While the world's largest companies are expecting to take an almost $1 trillion hit from risks related to climate change, they also see business opportunities worth double that amount from the transition to a low-carbon economy, according to a report released June 4.
However, the report's authors said companies may not be taking a global view of the risks posed by climate change in the coming years.
The survey by the CDP, a nonprofit formerly known as the Carbon Disclosure Project that provides climate change data for investors, shows that 215 of the world's largest companies see the financial impact of climate change to their businesses of more than $970 billion. That is due to increased operating costs, asset write-offs, policy changes and reduced demand as consumers shift toward more climate-friendly goods and services such as electric cars.
More than 80% of them believe that extreme weather, rising global temperatures and a rise in the price of emissions will have an impact of their business, with about $500 billion of the costs "likely to virtually certain" to happen mainly due to legal and policy changes.
The companies, representing almost $17 trillion in market capitalization, expect to write off $250 billion in assets.
'Rosy' view
The survey, which includes responses from the likes of Apple Inc. and Nestlé SA as well as financial services firms such as JPMorgan Chase & Co., HSBC Holdings PLC, Banco Santander SA and Axa, analyzes risk based on the guidelines of the G-20's voluntary disclosure framework, the Task Force on Climate-related Financial Disclosures, or TCFD, which is set to publish its second status report on June 5. It includes data from nearly 7,000 companies and takes a close look at the world's 500 biggest companies by market capitalization.

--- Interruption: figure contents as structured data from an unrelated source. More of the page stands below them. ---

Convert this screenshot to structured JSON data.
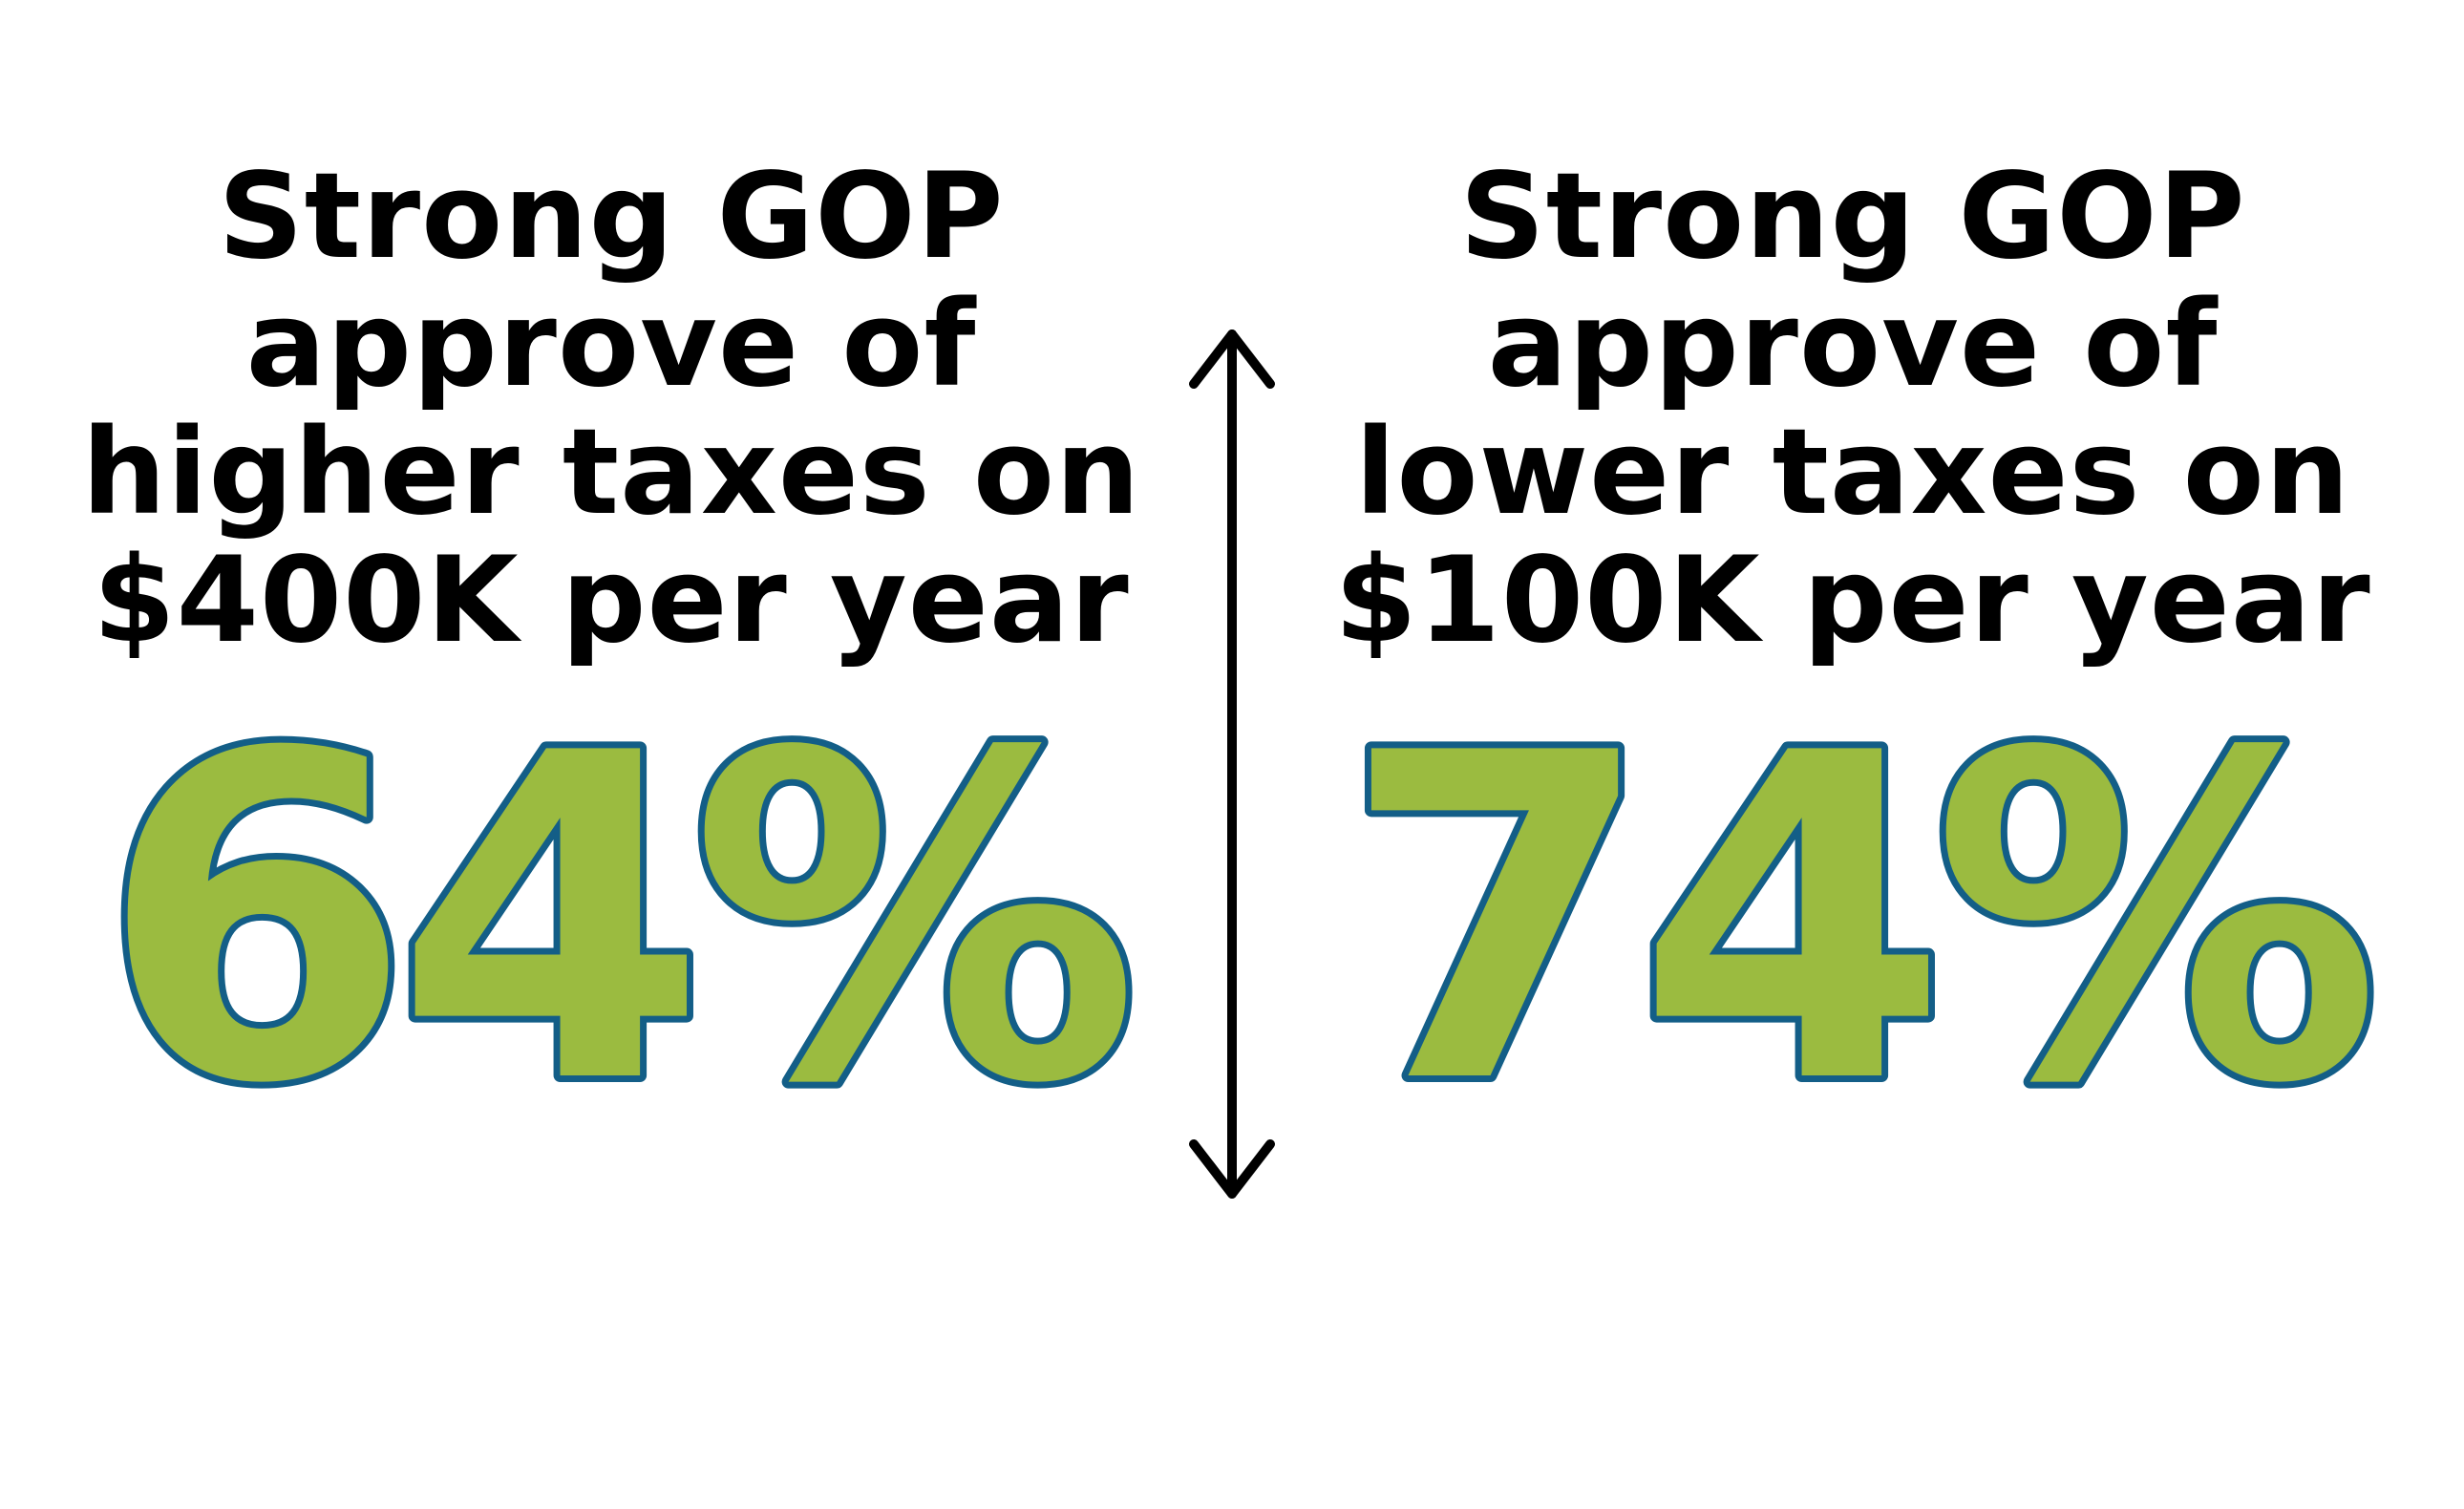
{
  "left": {
    "lines": [
      "Strong GOP",
      "approve of",
      "higher taxes on",
      "$400K per year"
    ],
    "percent": "64%"
  },
  "right": {
    "lines": [
      "Strong GOP",
      "approve of",
      "lower taxes on",
      "$100K per year"
    ],
    "percent": "74%"
  },
  "colors": {
    "text": "#000000",
    "figure_fill": "#9BBB40",
    "figure_stroke": "#135E87",
    "arrow": "#000000"
  },
  "icons": {
    "divider": "double-headed-vertical-arrow-icon"
  }
}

However, the report found that the biggest companies see more opportunities than risks as changing consumer needs, demand for climate-friendly products and services, and an increase in capital pools as financial institutions lend more readily to companies that produce less emissions. Around 225 of the companies surveyed provided potential financial impact figures. They see opportunities totaling $2.1 trillion and are almost certain those will occur.
"They are seeing the opportunities as being very rosy in most sectors apart from power and that they can manage these risks," report author Nicolette Bartlett, director of climate change at CDP, said in an interview. "But I would caution some companies [that] they could be taking too narrow a view."
She said companies may not be taking into account some of the technological changes and were not looking enough at the physical risks, which include storms, heat wave and droughts. U.S. companies, in particular, could be underestimating the risks from extreme weather given the spate of wildfires and hurricanes in the last two years, she said.
Financial sector
The financial sector is forecasting the most in potential revenue from climate change at $1.2 trillion. While the sector is used to making risk assessments, financial institutions are not taking a broad enough approach to climate change and were looking at the impact on their direct business, not on the risks their customers may pose in the future.
The report comes as financial regulators are becoming increasingly concerned that banks could be left with stranded or worthless assets because certain industries they finance may become obsolete.
With regards to the fossil fuel business, she said that only a small group of companies in this sector had provided data more on opportunities than risks from climate change, raising questions as to how they were going to manage risk as the global economy decreases its dependence on coal and gas.
About half of the total 6,937 companies surveyed said they did not see a "substantive" opportunity or risk from climate change, Bartlett said.
"I was surprised by that because I could see that from some sectors at this point in time that may be true but for such a large group of companies they are certainly missing things," she said.